Aurora is emerging as a leader in the development of self-driving technology. The company was co-founded in 2017 by Anderson, along with Chris Urmson and Drew Bagnell. All three are respected industry veterans in the field of autonomous driving. 

Urmson once led Google's self-driving car project, which has now become its autonomous driving division Waymo. Anderson is a former Tesla employee and led the teams that developed Tesla's Autopilot.

Bagnell spent two decades in the field as an associate professor in the renowned robotics department of Carnegie Mellon University. He was first recruited by Uber in 2016 along with dozens of other scientists and researchers from the school's world renowned robotics program as Uber tried to jumpstart its work on self-driving vehicles at the ride-hailing company's Advanced Technologies Group (Uber ATG).

While working for Uber, Bagnell was instrumental in developing the perception systems for the ride-hailing company's self-driving test vehicles. 

Uber sold its Advanced Technologies Group (ATG) and assets to Aurora for $4 billion in Dec 2020. As part of the deal, Uber transferred the entire ATG unit along with its employees to Aurora. Uber also made a $400 million investment in Aurora and still aims to add self-driving vehicles to its ride-hailing fleet in the future.

As part of the acquisition, Uber retains a 26% stake in Aurora and Uber's Chief Executive Dara Khosrowshahi was awarded a seat on Aurora's board. 
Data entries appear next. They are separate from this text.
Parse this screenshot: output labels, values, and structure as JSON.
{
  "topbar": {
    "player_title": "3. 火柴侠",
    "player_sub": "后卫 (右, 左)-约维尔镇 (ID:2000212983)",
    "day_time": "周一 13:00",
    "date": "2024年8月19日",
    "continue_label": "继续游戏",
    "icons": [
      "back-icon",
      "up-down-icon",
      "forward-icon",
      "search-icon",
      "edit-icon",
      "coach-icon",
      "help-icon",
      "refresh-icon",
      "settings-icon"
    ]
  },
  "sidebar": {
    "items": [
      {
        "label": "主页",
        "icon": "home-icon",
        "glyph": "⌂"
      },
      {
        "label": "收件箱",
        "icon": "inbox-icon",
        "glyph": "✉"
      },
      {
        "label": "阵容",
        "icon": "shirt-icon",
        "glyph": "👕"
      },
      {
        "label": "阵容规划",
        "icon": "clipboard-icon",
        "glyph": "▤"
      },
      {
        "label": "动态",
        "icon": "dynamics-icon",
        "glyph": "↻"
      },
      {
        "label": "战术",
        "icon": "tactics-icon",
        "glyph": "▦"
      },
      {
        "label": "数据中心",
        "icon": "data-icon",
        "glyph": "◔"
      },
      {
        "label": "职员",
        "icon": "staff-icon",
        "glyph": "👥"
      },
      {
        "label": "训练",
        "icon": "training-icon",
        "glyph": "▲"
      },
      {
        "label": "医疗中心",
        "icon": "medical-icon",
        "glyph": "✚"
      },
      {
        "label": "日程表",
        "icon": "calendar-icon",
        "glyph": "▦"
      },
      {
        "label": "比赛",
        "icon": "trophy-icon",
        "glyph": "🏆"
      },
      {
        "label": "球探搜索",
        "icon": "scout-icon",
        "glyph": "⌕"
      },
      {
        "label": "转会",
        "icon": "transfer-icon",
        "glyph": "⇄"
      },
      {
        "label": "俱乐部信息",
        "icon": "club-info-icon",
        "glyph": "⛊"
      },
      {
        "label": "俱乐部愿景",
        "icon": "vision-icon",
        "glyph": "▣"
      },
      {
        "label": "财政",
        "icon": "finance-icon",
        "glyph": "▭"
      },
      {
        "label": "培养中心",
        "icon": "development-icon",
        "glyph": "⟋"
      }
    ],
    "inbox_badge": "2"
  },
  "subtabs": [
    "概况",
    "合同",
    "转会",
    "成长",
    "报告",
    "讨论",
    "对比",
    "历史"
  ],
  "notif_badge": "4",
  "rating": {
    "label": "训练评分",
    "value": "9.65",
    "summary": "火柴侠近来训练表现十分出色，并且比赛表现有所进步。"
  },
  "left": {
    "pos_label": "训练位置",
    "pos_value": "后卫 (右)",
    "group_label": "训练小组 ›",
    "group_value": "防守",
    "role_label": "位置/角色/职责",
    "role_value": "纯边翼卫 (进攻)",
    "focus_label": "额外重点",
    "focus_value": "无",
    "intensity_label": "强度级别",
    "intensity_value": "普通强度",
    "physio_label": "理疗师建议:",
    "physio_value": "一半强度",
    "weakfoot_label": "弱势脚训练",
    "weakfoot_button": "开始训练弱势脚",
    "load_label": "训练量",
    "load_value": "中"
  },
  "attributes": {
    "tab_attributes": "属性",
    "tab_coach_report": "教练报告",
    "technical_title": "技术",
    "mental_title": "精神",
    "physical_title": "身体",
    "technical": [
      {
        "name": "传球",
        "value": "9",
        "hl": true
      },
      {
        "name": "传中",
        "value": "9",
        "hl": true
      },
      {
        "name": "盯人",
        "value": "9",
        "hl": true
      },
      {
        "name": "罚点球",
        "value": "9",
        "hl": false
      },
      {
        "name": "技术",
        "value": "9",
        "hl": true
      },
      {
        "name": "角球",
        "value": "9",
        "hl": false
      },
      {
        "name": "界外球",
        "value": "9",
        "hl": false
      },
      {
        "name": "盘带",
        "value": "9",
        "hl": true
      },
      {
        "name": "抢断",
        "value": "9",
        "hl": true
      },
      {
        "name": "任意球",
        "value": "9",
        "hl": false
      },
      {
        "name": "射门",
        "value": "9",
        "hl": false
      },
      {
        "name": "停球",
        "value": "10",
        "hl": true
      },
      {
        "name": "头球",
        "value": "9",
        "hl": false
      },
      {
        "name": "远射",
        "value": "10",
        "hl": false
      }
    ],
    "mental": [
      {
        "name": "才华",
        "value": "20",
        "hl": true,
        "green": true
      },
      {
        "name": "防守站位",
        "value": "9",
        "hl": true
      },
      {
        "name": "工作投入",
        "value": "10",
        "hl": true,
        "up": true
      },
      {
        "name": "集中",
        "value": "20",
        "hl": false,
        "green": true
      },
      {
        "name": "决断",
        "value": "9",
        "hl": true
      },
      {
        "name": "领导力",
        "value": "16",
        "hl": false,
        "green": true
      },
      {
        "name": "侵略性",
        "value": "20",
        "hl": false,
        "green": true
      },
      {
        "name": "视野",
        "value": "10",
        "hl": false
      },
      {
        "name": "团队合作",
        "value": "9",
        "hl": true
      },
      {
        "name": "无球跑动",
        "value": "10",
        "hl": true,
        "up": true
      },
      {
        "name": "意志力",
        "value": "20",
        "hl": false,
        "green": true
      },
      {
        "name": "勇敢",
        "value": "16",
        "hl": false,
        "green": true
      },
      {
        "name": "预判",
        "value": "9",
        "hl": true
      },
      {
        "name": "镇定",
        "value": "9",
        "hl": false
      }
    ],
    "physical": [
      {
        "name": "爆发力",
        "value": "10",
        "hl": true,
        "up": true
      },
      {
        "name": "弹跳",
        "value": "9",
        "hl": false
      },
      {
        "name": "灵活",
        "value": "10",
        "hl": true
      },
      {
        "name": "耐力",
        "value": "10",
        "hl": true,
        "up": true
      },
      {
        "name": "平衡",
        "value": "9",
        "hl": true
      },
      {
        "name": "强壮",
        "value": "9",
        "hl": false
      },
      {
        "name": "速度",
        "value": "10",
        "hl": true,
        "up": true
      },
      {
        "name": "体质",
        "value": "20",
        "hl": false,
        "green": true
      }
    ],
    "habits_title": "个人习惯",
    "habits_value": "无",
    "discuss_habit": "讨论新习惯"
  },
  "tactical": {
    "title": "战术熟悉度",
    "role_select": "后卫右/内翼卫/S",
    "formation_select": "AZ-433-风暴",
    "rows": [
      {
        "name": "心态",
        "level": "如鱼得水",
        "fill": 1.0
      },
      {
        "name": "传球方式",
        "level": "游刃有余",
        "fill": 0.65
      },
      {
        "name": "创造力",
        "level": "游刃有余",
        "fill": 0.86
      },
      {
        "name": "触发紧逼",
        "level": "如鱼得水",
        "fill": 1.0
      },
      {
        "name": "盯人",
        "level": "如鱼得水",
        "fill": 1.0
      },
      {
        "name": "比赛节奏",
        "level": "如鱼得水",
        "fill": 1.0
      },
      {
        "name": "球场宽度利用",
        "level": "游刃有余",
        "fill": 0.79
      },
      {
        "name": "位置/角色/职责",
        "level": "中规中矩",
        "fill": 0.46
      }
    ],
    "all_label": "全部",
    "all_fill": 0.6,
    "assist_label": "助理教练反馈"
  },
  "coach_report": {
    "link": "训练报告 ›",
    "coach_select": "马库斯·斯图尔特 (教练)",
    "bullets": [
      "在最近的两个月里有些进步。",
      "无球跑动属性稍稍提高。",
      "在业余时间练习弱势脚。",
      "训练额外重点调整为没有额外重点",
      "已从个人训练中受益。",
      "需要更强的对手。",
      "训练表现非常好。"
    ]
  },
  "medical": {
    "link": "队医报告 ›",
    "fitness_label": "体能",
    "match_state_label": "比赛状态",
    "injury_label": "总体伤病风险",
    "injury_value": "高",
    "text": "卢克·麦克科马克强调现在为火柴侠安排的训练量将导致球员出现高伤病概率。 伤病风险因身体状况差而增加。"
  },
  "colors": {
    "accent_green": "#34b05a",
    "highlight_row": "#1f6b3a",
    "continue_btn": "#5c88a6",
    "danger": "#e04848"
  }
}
Aurora set out to build a full-stack self-driving system,which resulted in the development of the Aurora Driver. It's an entire software stack that combines AI, data visualization, cloud infrastructure, lidar, radar and deep learning inference. It's designed to be added to existing vehicles like the Toyota Siennas, but it can also be installed in autonomous delivery vehicles, or Class-8 long-haul self-driving trucks

Aurora is also considering licensing the technology to other automakers or autonomous driving developers.

The common core of the Aurora Driver platform means that the fleet of Toyota Siennas "inherited" all of the learnings and capabilities of Aurora's next-generation Class-8 trucks, which are also in development. 

Aurora said the modified Toyota Sienna vehicles achieved "parity" with Aurora's Class-8 autonomous trucks within just six weeks of commencing on-road testing. 

Aurora plans to continue adding vehicles to the fleet and testing in the Dallas-Fort Worth area in preparation for commercial launch of Aurora Connect.

Aurora joins Waymo, Cruise and dozens of other companies racing to be the first to commercial autonomous mobility and last-mile delivery services in cities in the U.S. The company remains a valuable partner for Toyota as its plans to offer Level-2 and higher autonomous driving capabilities in future models.